Modern GPUs virtualize memory. Each process has their own page table. The GPU capture has a separate replayer process with its own virtual address space. If the replayer would naively replay all the allocations, it would get a different GPU virtual address for each memory allocation. This was fine for legacy APIs as it wasn’t possible to directly store GPU addresses in your data structures. A modern API needs special replay memory allocation APIs that force the replayer to mirror the exact GPU virtual memory layout. DX12 and Vulkan BDA have public APIs for this: RecreateAt and VkMemoryOpaqueCaptureAddressAllocateInfo. Metal and CUDA debuggers do the same using internal undocumented APIs. A public API is preferable as it allows open source tools like RenderDoc to function.
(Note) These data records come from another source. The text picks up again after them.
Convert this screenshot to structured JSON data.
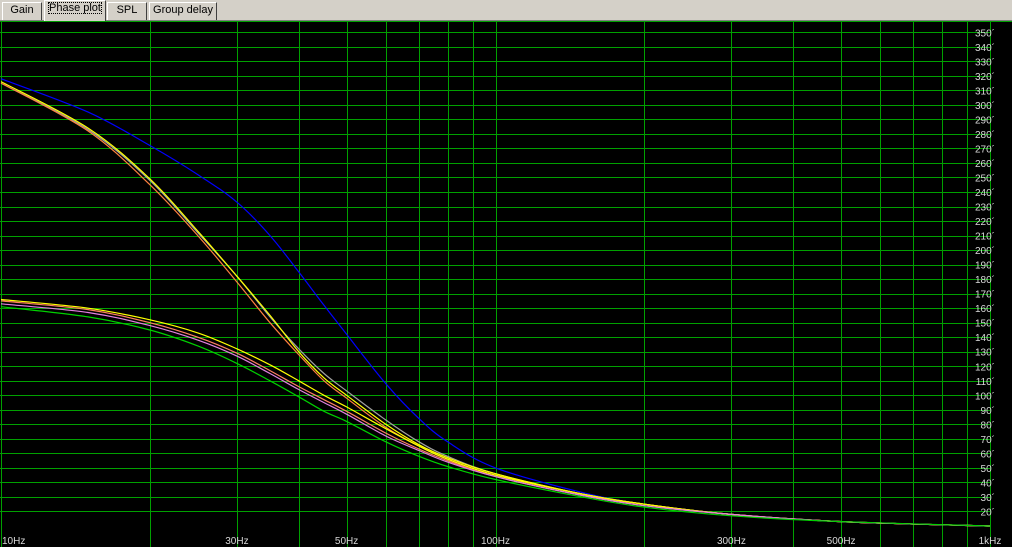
{
  "tabs": [
    {
      "label": "Gain",
      "active": false
    },
    {
      "label": "Phase plot",
      "active": true
    },
    {
      "label": "SPL",
      "active": false
    },
    {
      "label": "Group delay",
      "active": false
    }
  ],
  "colors": {
    "background": "#000000",
    "grid": "#00a000",
    "axis_text": "#d8d8d8"
  },
  "chart_data": {
    "type": "line",
    "title": "",
    "xlabel": "",
    "ylabel": "",
    "x_scale": "log",
    "xlim": [
      10,
      1000
    ],
    "ylim": [
      10,
      355
    ],
    "grid": true,
    "x_tick_labels": [
      {
        "value": 10,
        "label": "10Hz"
      },
      {
        "value": 30,
        "label": "30Hz"
      },
      {
        "value": 50,
        "label": "50Hz"
      },
      {
        "value": 100,
        "label": "100Hz"
      },
      {
        "value": 300,
        "label": "300Hz"
      },
      {
        "value": 500,
        "label": "500Hz"
      },
      {
        "value": 1000,
        "label": "1kHz"
      }
    ],
    "y_ticks": [
      20,
      30,
      40,
      50,
      60,
      70,
      80,
      90,
      100,
      110,
      120,
      130,
      140,
      150,
      160,
      170,
      180,
      190,
      200,
      210,
      220,
      230,
      240,
      250,
      260,
      270,
      280,
      290,
      300,
      310,
      320,
      330,
      340,
      350
    ],
    "y_tick_suffix": "´",
    "series": [
      {
        "color": "#0000ff",
        "x": [
          10,
          15,
          20,
          25,
          30,
          35,
          40,
          45,
          50,
          60,
          70,
          80,
          100,
          150,
          200,
          300,
          500,
          1000
        ],
        "y": [
          318,
          295,
          272,
          252,
          233,
          210,
          185,
          162,
          142,
          108,
          84,
          68,
          50,
          33,
          25,
          18,
          13,
          10
        ]
      },
      {
        "color": "#a0a0a0",
        "x": [
          10,
          15,
          20,
          25,
          30,
          35,
          40,
          45,
          50,
          60,
          70,
          80,
          100,
          150,
          200,
          300,
          500,
          1000
        ],
        "y": [
          315,
          283,
          248,
          212,
          182,
          154,
          132,
          115,
          103,
          83,
          68,
          58,
          46,
          32,
          25,
          18,
          13,
          10
        ]
      },
      {
        "color": "#ff8040",
        "x": [
          10,
          15,
          20,
          25,
          30,
          35,
          40,
          45,
          50,
          60,
          70,
          80,
          100,
          150,
          200,
          300,
          500,
          1000
        ],
        "y": [
          315,
          282,
          245,
          210,
          178,
          150,
          128,
          110,
          98,
          78,
          65,
          56,
          45,
          32,
          25,
          18,
          13,
          10
        ]
      },
      {
        "color": "#ffff00",
        "x": [
          10,
          15,
          20,
          25,
          30,
          35,
          40,
          45,
          50,
          60,
          70,
          80,
          100,
          150,
          200,
          300,
          500,
          1000
        ],
        "y": [
          316,
          284,
          249,
          213,
          182,
          155,
          130,
          112,
          100,
          80,
          66,
          57,
          46,
          32,
          25,
          18,
          13,
          10
        ]
      },
      {
        "color": "#ffff00",
        "x": [
          10,
          15,
          20,
          25,
          30,
          35,
          40,
          45,
          50,
          60,
          70,
          80,
          100,
          150,
          200,
          300,
          500,
          1000
        ],
        "y": [
          166,
          160,
          152,
          143,
          132,
          121,
          110,
          100,
          92,
          77,
          65,
          56,
          45,
          32,
          25,
          18,
          13,
          10
        ]
      },
      {
        "color": "#ff8060",
        "x": [
          10,
          15,
          20,
          25,
          30,
          35,
          40,
          45,
          50,
          60,
          70,
          80,
          100,
          150,
          200,
          300,
          500,
          1000
        ],
        "y": [
          165,
          159,
          150,
          140,
          129,
          117,
          106,
          97,
          89,
          74,
          63,
          55,
          44,
          31,
          24,
          18,
          13,
          10
        ]
      },
      {
        "color": "#e080e0",
        "x": [
          10,
          15,
          20,
          25,
          30,
          35,
          40,
          45,
          50,
          60,
          70,
          80,
          100,
          150,
          200,
          300,
          500,
          1000
        ],
        "y": [
          163,
          157,
          148,
          138,
          127,
          115,
          104,
          95,
          87,
          72,
          62,
          54,
          44,
          31,
          24,
          18,
          13,
          10
        ]
      },
      {
        "color": "#00d000",
        "x": [
          10,
          15,
          20,
          25,
          30,
          35,
          40,
          45,
          50,
          60,
          70,
          80,
          100,
          150,
          200,
          300,
          500,
          1000
        ],
        "y": [
          161,
          154,
          145,
          134,
          122,
          110,
          99,
          89,
          82,
          68,
          58,
          51,
          42,
          30,
          23,
          17,
          13,
          10
        ]
      }
    ]
  }
}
Don’t raw pointers bring security concerns? Can’t you just read/write other apps’ memory? This is not possible due to virtual memory. You can only access your own memory pages. If you accidentally use a stale pointer or overflow, you will get a page fault. Page faults are possible with existing buffer based APIs. DirectX 12 and Vulkan don’t clamp your storage (byteaddress/structured) buffer addresses. OOB causes a page fault. Users can also accidentally free a memory heap and continue using stale buffer or texture descriptors to get a page fault. Nothing really changes. An access to an unmapped region is a page fault and the application crashes. This is familiar to C/C++ programmers. If you want robustness, you can use ptr + size pairs. That’s exactly how WebGPU is implemented. The WebGPU shader compiler (Tint or Naga) emits an extra clamp instruction for each buffer access, including vertex accesses (index buffer value out of bounds). WebGL didn’t allow shading index buffer data with other data. WebGL scanned through the indices on the CPU side (making index buffer update very slow). Back then custom vertex fetch was not possible. The hardware page faulted before the shader even ran.
Translation layers
Being able to run existing software is crucial. Translation layers such as ANGLE, Proton and MoltenVK play a crucial role in the portability and deprecation process of legacy APIs. Let’s talk about translating DirectX 12, Vulkan and Metal to our new API.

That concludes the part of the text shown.